The Guardian newspaper recently called it: Bill 21 is racism under the pretense of secularism.


It’s like that dream that you might be having right now. You know the one where your CAQ-voting neighbours suddenly realize that they are the only person at the Halloween party wearing black face and all the black and brown people are looking at them with a combination of pity and disgust as they try to explain that it’s just a costume, that they are Aladdin and they didn’t mean them any ill will or offence? But then when they wake up they realize that reality is actually far worse than that: that they voted for Mr. Legault, a shabby imitation of an aging and out-of-touch Jacques Parizeau, blaming money and the ethnic voters for his problems. A man who has looked like a deer in the headlights for most of this pandemic, alongside his man Mr. Arruda, in press conference after press conference without laugh tracks or any hint of irony accomplishing what no other eastern premier has managed to do, which is to make Doug Ford look like a fu**ing rock star in how well, in comparison, he is handling this public health crisis.


Mr. Legault, if you ask him, will tell you that he is not a racist, and when asked about the tragedy in Joliette, Que, despite what his inquiry concluded, will say that there is no system of racism in Quebec.
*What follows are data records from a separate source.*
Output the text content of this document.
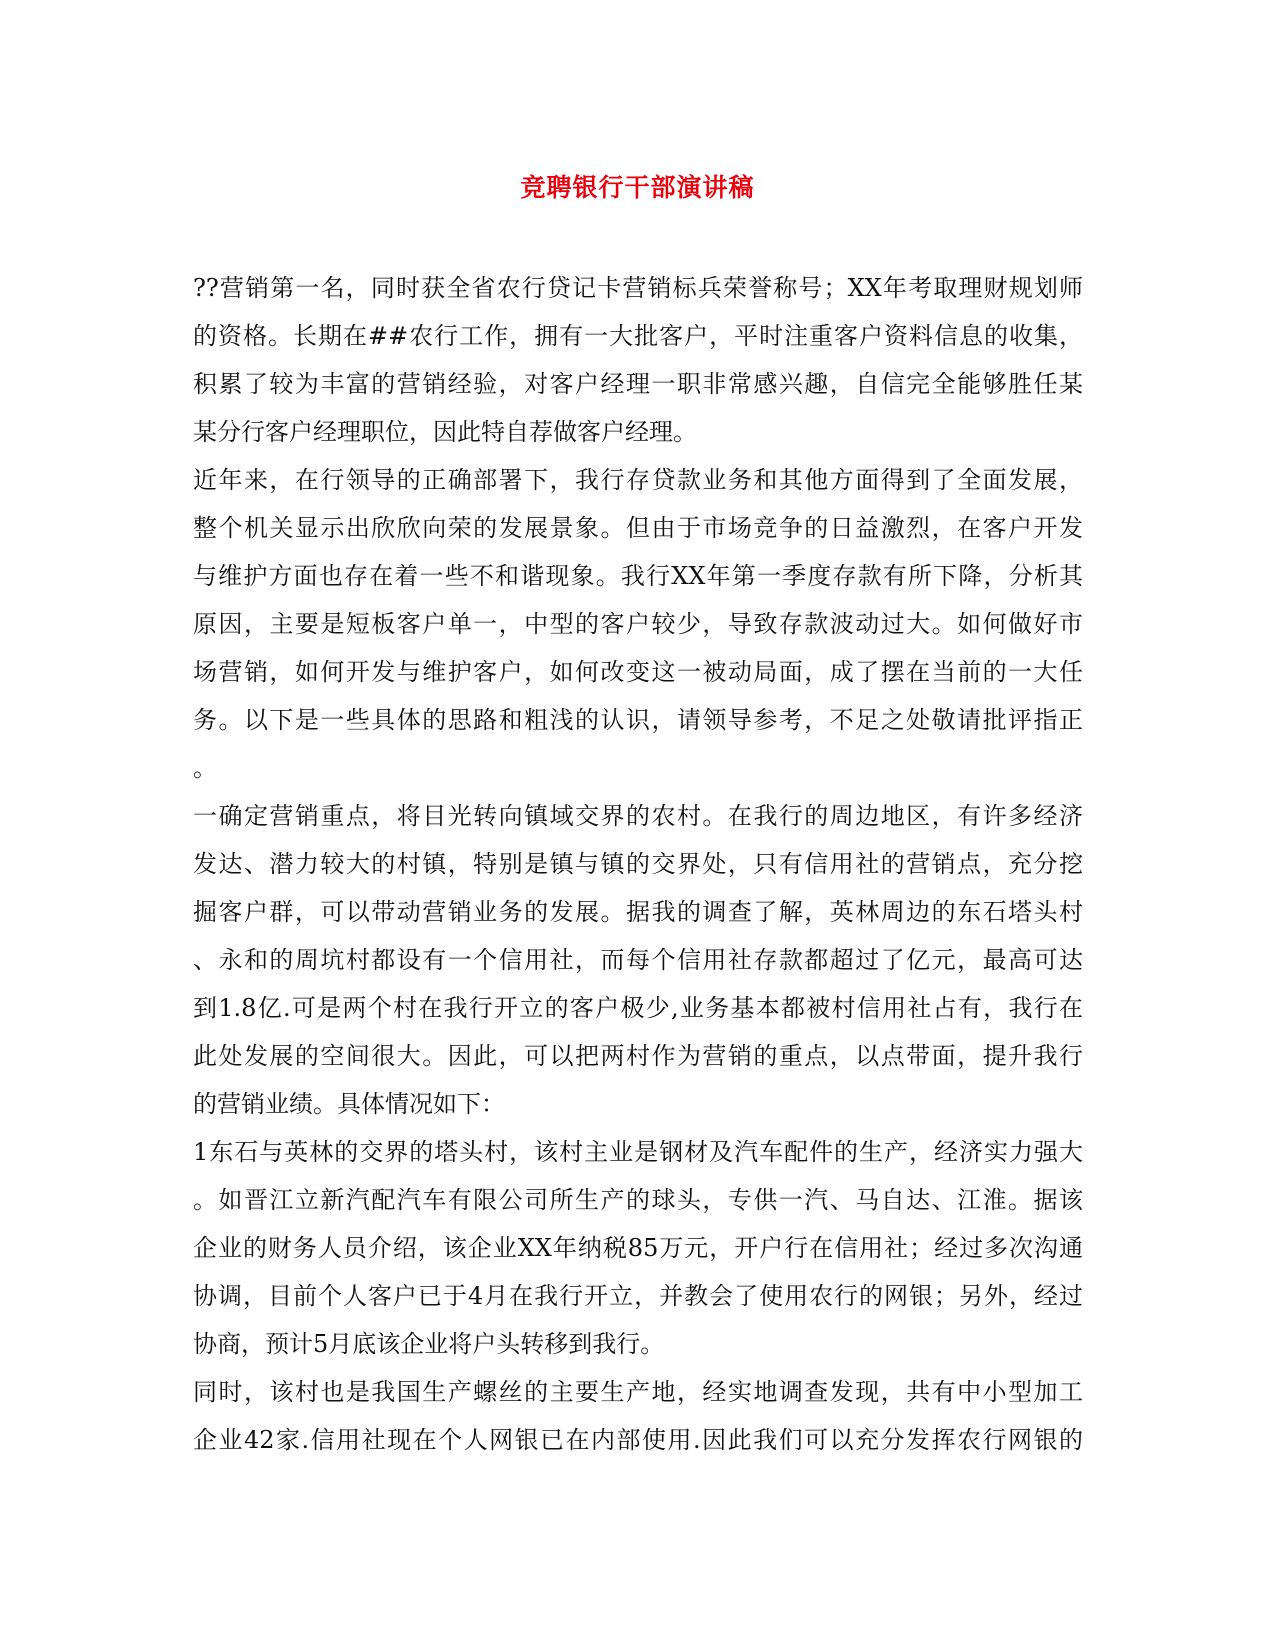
竞聘银行干部演讲稿
??营销第一名，同时获全省农行贷记卡营销标兵荣誉称号；XX年考取理财规划师
的资格。长期在##农行工作，拥有一大批客户，平时注重客户资料信息的收集，
积累了较为丰富的营销经验，对客户经理一职非常感兴趣，自信完全能够胜任某
某分行客户经理职位，因此特自荐做客户经理。
近年来，在行领导的正确部署下，我行存贷款业务和其他方面得到了全面发展，
整个机关显示出欣欣向荣的发展景象。但由于市场竞争的日益激烈，在客户开发
与维护方面也存在着一些不和谐现象。我行XX年第一季度存款有所下降，分析其
原因，主要是短板客户单一，中型的客户较少，导致存款波动过大。如何做好市
场营销，如何开发与维护客户，如何改变这一被动局面，成了摆在当前的一大任
务。以下是一些具体的思路和粗浅的认识，请领导参考，不足之处敬请批评指正
。
一确定营销重点，将目光转向镇域交界的农村。在我行的周边地区，有许多经济
发达、潜力较大的村镇，特别是镇与镇的交界处，只有信用社的营销点，充分挖
掘客户群，可以带动营销业务的发展。据我的调查了解，英林周边的东石塔头村
、永和的周坑村都设有一个信用社，而每个信用社存款都超过了亿元，最高可达
到1.8亿.可是两个村在我行开立的客户极少,业务基本都被村信用社占有，我行在
此处发展的空间很大。因此，可以把两村作为营销的重点，以点带面，提升我行
的营销业绩。具体情况如下：
1东石与英林的交界的塔头村，该村主业是钢材及汽车配件的生产，经济实力强大
。如晋江立新汽配汽车有限公司所生产的球头，专供一汽、马自达、江淮。据该
企业的财务人员介绍，该企业XX年纳税85万元，开户行在信用社；经过多次沟通
协调，目前个人客户已于4月在我行开立，并教会了使用农行的网银；另外，经过
协商，预计5月底该企业将户头转移到我行。
同时，该村也是我国生产螺丝的主要生产地，经实地调查发现，共有中小型加工
企业42家.信用社现在个人网银已在内部使用.因此我们可以充分发挥农行网银的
It’s as though he does not understand what the word systemic means, or perhaps he does and is disrespectful in assuming that you do not? So there are things that, as individuals and sometimes as a collective, we don’t see. We all have blind spots and make mistakes, and some of these life lessons, if not fatal and oft-repeated, are learned. There is no shame in it; it is the human condition we all practice to get better. It’s a case-in-point that our province absolutely bristles with Christian religious symbols – from how we swear to the Saints that name our streets, our towns, our schools, our hospitals and darn near everything else – right down to even our cheese and our chicken dinners, and to the names we give to those we hold most dear, our children.
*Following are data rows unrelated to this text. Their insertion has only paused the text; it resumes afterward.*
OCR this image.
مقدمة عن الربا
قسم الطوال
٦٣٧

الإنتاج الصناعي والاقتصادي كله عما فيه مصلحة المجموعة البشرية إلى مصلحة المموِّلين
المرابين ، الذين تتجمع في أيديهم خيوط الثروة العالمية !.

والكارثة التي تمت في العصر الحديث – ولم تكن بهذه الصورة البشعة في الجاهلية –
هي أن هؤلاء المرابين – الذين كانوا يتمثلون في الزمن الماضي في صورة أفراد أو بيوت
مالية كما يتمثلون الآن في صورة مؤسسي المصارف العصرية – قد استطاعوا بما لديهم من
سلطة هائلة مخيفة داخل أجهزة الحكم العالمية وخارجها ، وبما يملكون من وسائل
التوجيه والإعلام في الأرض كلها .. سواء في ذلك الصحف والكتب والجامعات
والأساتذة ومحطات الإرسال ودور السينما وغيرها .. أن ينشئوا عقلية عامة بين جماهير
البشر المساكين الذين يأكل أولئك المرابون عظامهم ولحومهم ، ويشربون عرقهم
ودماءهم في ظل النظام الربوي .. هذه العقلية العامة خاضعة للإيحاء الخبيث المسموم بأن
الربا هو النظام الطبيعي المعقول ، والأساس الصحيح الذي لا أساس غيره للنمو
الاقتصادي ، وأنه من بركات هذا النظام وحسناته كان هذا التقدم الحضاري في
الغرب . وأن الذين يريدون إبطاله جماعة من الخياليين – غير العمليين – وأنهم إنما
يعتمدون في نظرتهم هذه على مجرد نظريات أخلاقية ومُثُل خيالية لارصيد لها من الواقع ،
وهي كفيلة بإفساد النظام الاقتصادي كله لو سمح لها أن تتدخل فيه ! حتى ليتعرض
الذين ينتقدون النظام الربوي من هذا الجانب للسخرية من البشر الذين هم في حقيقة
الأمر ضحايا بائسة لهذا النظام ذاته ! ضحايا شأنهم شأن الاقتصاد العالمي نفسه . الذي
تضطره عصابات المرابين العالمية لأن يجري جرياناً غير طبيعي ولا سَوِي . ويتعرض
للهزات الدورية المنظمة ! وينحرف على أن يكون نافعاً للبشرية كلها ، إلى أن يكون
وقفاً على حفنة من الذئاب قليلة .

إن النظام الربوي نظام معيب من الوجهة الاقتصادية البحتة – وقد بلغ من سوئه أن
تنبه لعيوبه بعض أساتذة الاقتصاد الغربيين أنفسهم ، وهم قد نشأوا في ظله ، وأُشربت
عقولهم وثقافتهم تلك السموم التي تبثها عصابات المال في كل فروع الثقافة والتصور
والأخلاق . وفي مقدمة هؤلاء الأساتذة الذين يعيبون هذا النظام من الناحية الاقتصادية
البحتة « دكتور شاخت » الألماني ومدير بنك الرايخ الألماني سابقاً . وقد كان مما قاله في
Christian symbols are on everything and are everywhere, so pervasive that they have become invisible to us in our daily lives. And yet, as we live in this forest of Christian symbols, we turn our focus like an electron microscope onto one tiny little terrifying speck: a Muslim headscarf as if it were somehow a religious virus that will infect our children and our society. All I can say is: Give me a fu**ing break. Are we that small and petty? Are we that frightened? According to the Guardian newspaper, yes, we are. Bill 21, they report, is very popular amongst Quebecers. Really? Who? You? Can this be how the rest of the world sees Quebec? Petty? Small? Fearful? Maybe. But that article was written last week, and today we have a chance to change that.
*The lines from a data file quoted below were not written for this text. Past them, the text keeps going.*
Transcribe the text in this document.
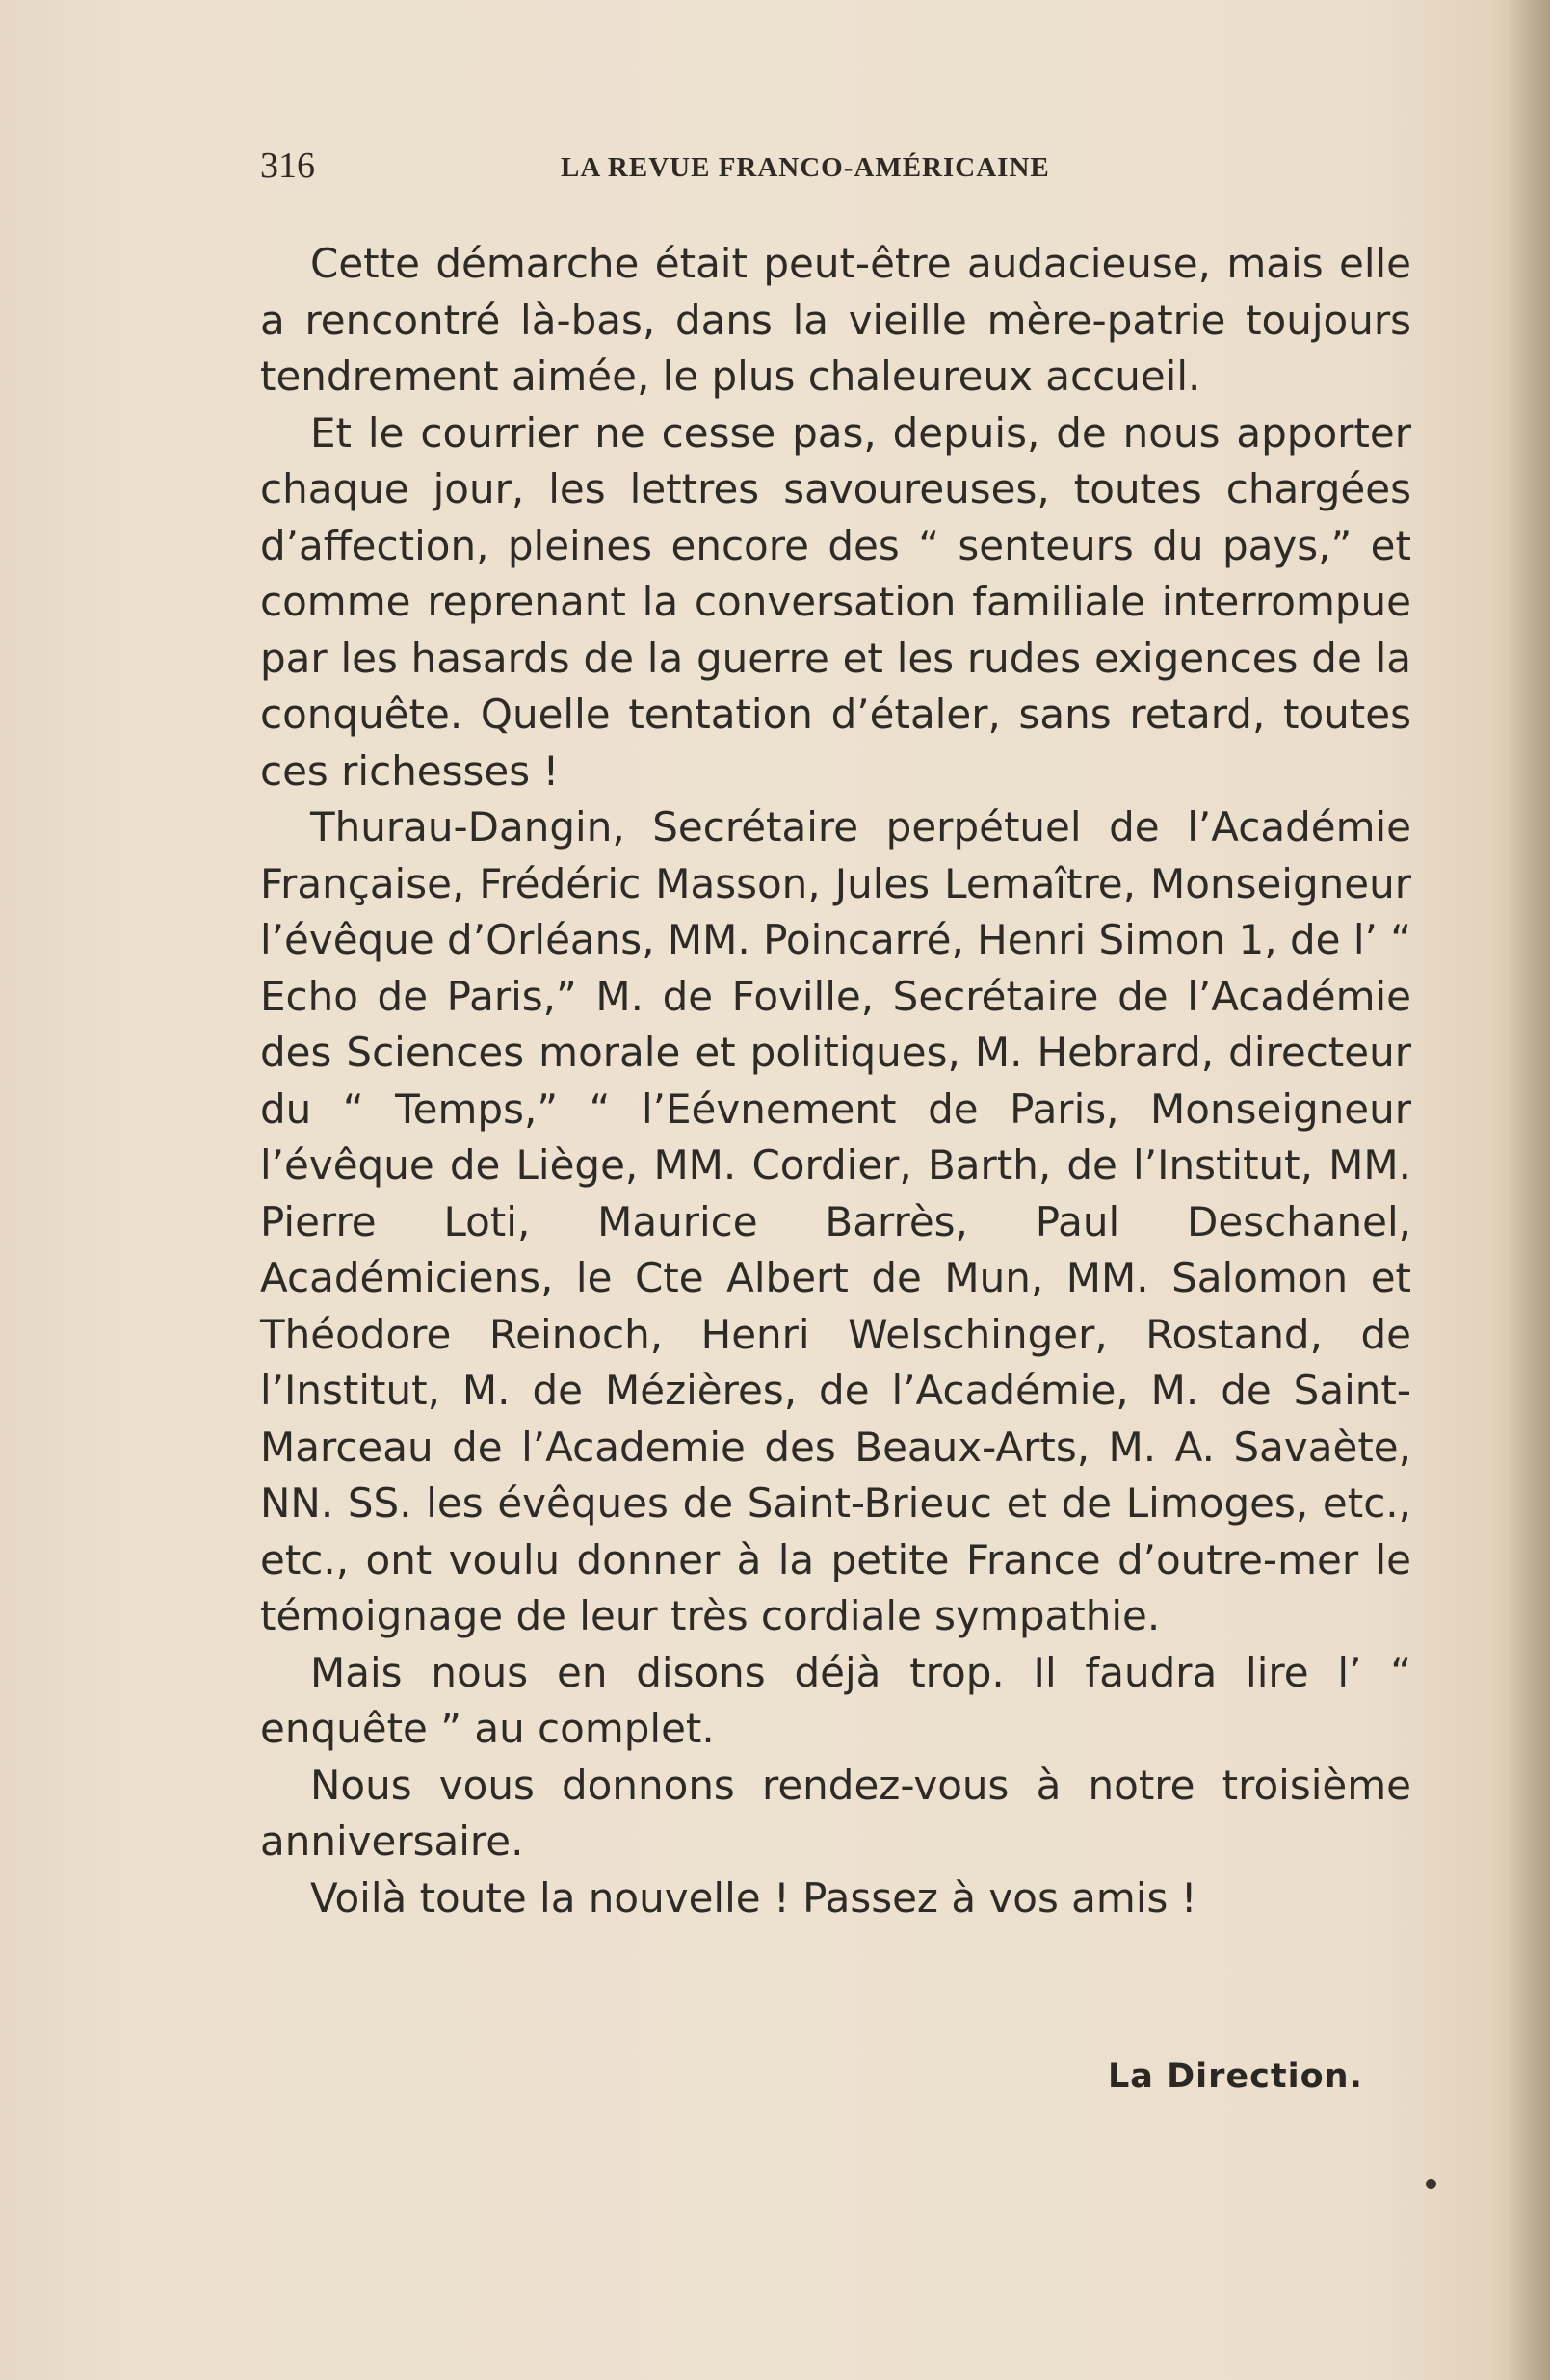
316	LA REVUE FRANCO-AMÉRICAINE

Cette démarche était peut-être audacieuse, mais elle a rencontré là-bas, dans la vieille mère-patrie toujours tendrement aimée, le plus chaleureux accueil.

Et le courrier ne cesse pas, depuis, de nous apporter chaque jour, les lettres savoureuses, toutes chargées d’affection, pleines encore des “ senteurs du pays,” et comme reprenant la conversation familiale interrompue par les hasards de la guerre et les rudes exigences de la conquête. Quelle tentation d’étaler, sans retard, toutes ces richesses !

Thurau-Dangin, Secrétaire perpétuel de l’Académie Française, Frédéric Masson, Jules Lemaître, Monseigneur l’évêque d’Orléans, MM. Poincarré, Henri Simon 1, de l’ “ Echo de Paris,” M. de Foville, Secrétaire de l’Académie des Sciences morale et politiques, M. Hebrard, directeur du “ Temps,” “ l’Eévnement de Paris, Monseigneur l’évêque de Liège, MM. Cordier, Barth, de l’Institut, MM. Pierre Loti, Maurice Barrès, Paul Deschanel, Académiciens, le Cte Albert de Mun, MM. Salomon et Théodore Reinoch, Henri Welschinger, Rostand, de l’Institut, M. de Mézières, de l’Académie, M. de Saint-Marceau de l’Academie des Beaux-Arts, M. A. Savaète, NN. SS. les évêques de Saint-Brieuc et de Limoges, etc., etc., ont voulu donner à la petite France d’outre-mer le témoignage de leur très cordiale sympathie.

Mais nous en disons déjà trop. Il faudra lire l’ “ enquête ” au complet.

Nous vous donnons rendez-vous à notre troisième anniversaire.

Voilà toute la nouvelle ! Passez à vos amis !

La Direction.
As they say, the road to hell can be paved with good intentions and over time there have been a lot of bad ideas passed into law that history has not looked upon kindly, of those Bill 21 will surely not be the last.


Today we can all try to imagine how it feels to walk a mile in Ms. Anvari’s shoes these past weeks and acknowledge the hurt we are causing her and our fellow Quebecers, our neighbours, under the pretense of secularism, with this bad, racist idea, and we can start the work to fix it, to heal, and grow stronger together.